Otros lo celebrarán de modo diferente, quizá añorando su Inti Raymi o Fiesta del Sol, celebrada a miles de kilómetros de
distancia, en la explanada de Sacsahuamán,
allá en tierras del Cuzco; tal vez los menos, evocando la fiesta celta del Beltaine, o la dedicada al dios Apolo
por los griegos, según sus propias culturas y tradiciones. No obstante, en esta
noche fantástica, pocos lugares omitirán el fuego, y en aquellos otros,
próximos a los cauces de los ríos o de las costas, éste servirá de candela a
las aguas.
Yo, tal vez influenciada por ese
agnosticismo del que a menudo hago gala y del cual no siempre estoy muy segura,
me declino más por la fantasía de una noche donde fuego, agua, espíritu y
materia se unen alrededor de una gran puerta abierta a la imaginación, y me
deslizo bañando mis pies descalzos en las aguas al llegar la media noche; pido
mi deseo secreto a las olas y, con los ojos cerrados, intento mirarme por
dentro, con el fin de descubrir si en mi interior subyace una especie de bruja
compartiendo espacio con la niña que, según dicen, todas llevamos dentro.

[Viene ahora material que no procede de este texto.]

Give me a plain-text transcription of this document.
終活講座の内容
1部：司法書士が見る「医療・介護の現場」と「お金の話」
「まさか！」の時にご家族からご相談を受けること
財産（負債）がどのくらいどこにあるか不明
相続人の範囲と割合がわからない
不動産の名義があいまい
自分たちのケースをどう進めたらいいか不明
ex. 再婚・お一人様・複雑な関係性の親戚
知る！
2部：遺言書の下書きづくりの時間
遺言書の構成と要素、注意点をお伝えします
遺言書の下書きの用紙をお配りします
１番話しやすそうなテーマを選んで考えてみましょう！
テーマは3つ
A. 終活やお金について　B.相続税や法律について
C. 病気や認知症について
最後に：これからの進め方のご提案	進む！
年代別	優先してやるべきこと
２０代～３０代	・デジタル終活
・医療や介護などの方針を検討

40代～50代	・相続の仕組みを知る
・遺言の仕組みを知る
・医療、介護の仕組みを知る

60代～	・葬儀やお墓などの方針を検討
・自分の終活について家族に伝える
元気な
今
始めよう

Ya la noche cede su espacio a la
madrugada y los folios, vencidos por mi locuacidad, me sonríen adormecidos y,
tras el último verbo, se retiran a su antigua ubicación junto a la impresora,
al lado del ordenador. Entre tanto, me despido de Ernesto Cortázar y me desembarazo
de los pequeños auriculares, mientras que, por el rabillo del ojo, observo cómo
una estrella fugaz me hace un guiño desde el cielo a la vez que se dirige rauda
hacia mi querida playa, unos kilómetros más abajo.